On a March evening in Brooklyn, Donatella Madrigal is standing at a Vandercook Universal press, wiping her ink-stained hands on a denim apron. She has just run off several hundred greeting cards, which she’ll sell online and in neighborhood gift shops for up to $5 apiece. By day, the Madrid-born 27-year-old is a graphic artist who designs ads for clients such as Bobbi Brown Professional Cosmetics, working mostly on a computer. In the evenings, she goes analog, printing cards at The Arm Letterpress, a former garage filled with vintage printing presses rented out by the hour to artisans.
Using hand-set type or plates of her own design, Madrigal places paper stock on the printer bed. She lifts a heavy crank that rolls her card stock across the inked plate with a satisfying thunk. “It’s an excuse to get down and dirty and to get away from the computer, and I’m always learning from the paper,” Madrigal says as she runs her hand across the deep grooves that the image carves into sheets of all-cotton card stock.
In the past decade, letterpress printers have grown into a thriving community. Many of the most devoted members are graphic designers who, like Madrigal, are seeking an alternative to their digital day jobs. An online group called Ladies of Letterpress, “dedicated to the proposition that a woman’s place is in the print shop,” has nearly 1,500 members (including 50 men) and an annual meeting that draws more than 100 people for a weekend of workshops and schmoozing. “It’s almost like artisanal breadmaking,” says Sarah Schwartz, editor of Stationery Trends magazine, a trade publication. “People are returning to things done by hand, and it’s a very tactile art form.”
The market for letterpress items has resisted the downturn in luxury goods that followed the 2008 financial crisis. Kate’s Paperie, an upscale Manhattan stationer, says letterpress products jumped to 44 percent of sales last year from 33 percent in 2010. Etsy, the website that hosts online stores for handmade goods, listed over 22,000 letterpress items in early April, more than triple the number a year earlier. “To spend $4 on a card to send to my best friend who’s just had a baby is not a big splurge,” Schwartz says.

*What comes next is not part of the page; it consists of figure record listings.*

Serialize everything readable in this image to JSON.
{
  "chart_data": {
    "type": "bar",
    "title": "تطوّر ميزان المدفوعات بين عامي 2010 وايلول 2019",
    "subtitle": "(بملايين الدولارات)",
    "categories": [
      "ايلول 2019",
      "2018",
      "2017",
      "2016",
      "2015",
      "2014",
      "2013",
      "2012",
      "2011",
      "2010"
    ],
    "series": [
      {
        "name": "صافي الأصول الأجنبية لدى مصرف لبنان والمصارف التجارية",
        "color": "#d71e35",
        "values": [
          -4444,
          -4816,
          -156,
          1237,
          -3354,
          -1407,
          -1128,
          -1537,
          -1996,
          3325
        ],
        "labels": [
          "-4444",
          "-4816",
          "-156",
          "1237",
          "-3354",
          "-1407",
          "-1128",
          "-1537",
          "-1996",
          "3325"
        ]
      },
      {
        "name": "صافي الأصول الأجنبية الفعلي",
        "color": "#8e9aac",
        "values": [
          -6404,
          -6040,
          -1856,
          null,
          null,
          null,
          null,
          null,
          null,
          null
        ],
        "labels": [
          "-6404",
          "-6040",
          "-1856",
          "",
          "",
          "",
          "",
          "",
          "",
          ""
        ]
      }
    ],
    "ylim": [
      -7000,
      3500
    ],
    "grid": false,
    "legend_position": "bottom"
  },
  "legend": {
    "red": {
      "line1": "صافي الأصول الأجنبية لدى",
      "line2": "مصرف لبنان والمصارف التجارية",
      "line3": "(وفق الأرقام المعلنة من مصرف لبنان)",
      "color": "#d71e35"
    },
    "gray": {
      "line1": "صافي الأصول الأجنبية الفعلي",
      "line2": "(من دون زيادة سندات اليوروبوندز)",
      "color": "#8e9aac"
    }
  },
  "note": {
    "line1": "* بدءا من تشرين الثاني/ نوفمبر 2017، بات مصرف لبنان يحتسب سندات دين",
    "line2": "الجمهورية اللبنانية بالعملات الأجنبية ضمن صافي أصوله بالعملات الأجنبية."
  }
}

Traditional letterpress printers eschewed the deep impressions in the paper that Madrigal enjoys, known in printing lingo as “punch.” They preferred a smooth finish called the “kiss” that resembles the product of a laser printer. “In the old days, type would wear and you had to work carefully to make sure it all hit the paper at the same level,” says Mike O’Connor, founder of the Amalgamated Printers’ Association, a hobbyists’ guild. “You were considered a craftsman if there was no punch at all. … Now it’s the effect you want.”
Kimberly Austin was a photographer in San Francisco when she caught the letterpress bug. Eight years ago, she spent $750 on her first press, a hand-powered Chandler & Price. Austin Press, her one-woman business in a converted warehouse on the San Francisco docks, has become a full-time job, with three letterpresses churning out greeting cards, thank-you notes, and wedding invitations with illustrations and phrases culled from 19th century engravings. “It’s hard to resist the punch,” says Austin, who sells her cards in her online shop and at the women’s clothing chain Anthropologie. She says she did about $250,000 in sales last year, double the level three years earlier.
Zoe Feldman rents time at The Arm every few weeks to print cards with ironic phrases from 1990s TV shows, and Mother’s Day and Father’s Day cards for same-sex parents, and sells them on Etsy. “It’s not exactly the Hallmark demographic,” says Feldman. The former Pepsi executive and MBA candidate at New York University’s Stern School of Business says she may forsake corporate life if the nascent business takes off.
The Arm is the creation of Dan Morris, whose great-grandfather was a printer in Ohio. Morris studied art and architecture in Australia before apprenticing to a letterpress printer in Baltimore. Fourteen years ago, he paid $285 for his first Vandercook, a mid-20th century model considered the Cadillac of hand-cranked letterpresses. The same machines sell for $10,000 today.
The decline of the letterpress began at the end of the 19th century, when linotype machines allowed printers to set type as fast as they could tap at a keyboard. By the early 1890s, the country’s remaining type manufacturers had consolidated into a single company, American Type Founders, says Morris, whose bookshelves are lined with type catalogs from the early 20th century. Letterpress managed to hold on through the advent of offset printing, the Xerox machine, and the likes of Hewlett-Packard and Canon. “These presses can last 100 years, and some of my best presses were only built in the 1960s,” Morris says. “As long as there are people who know how to use it, there will be letterpress.”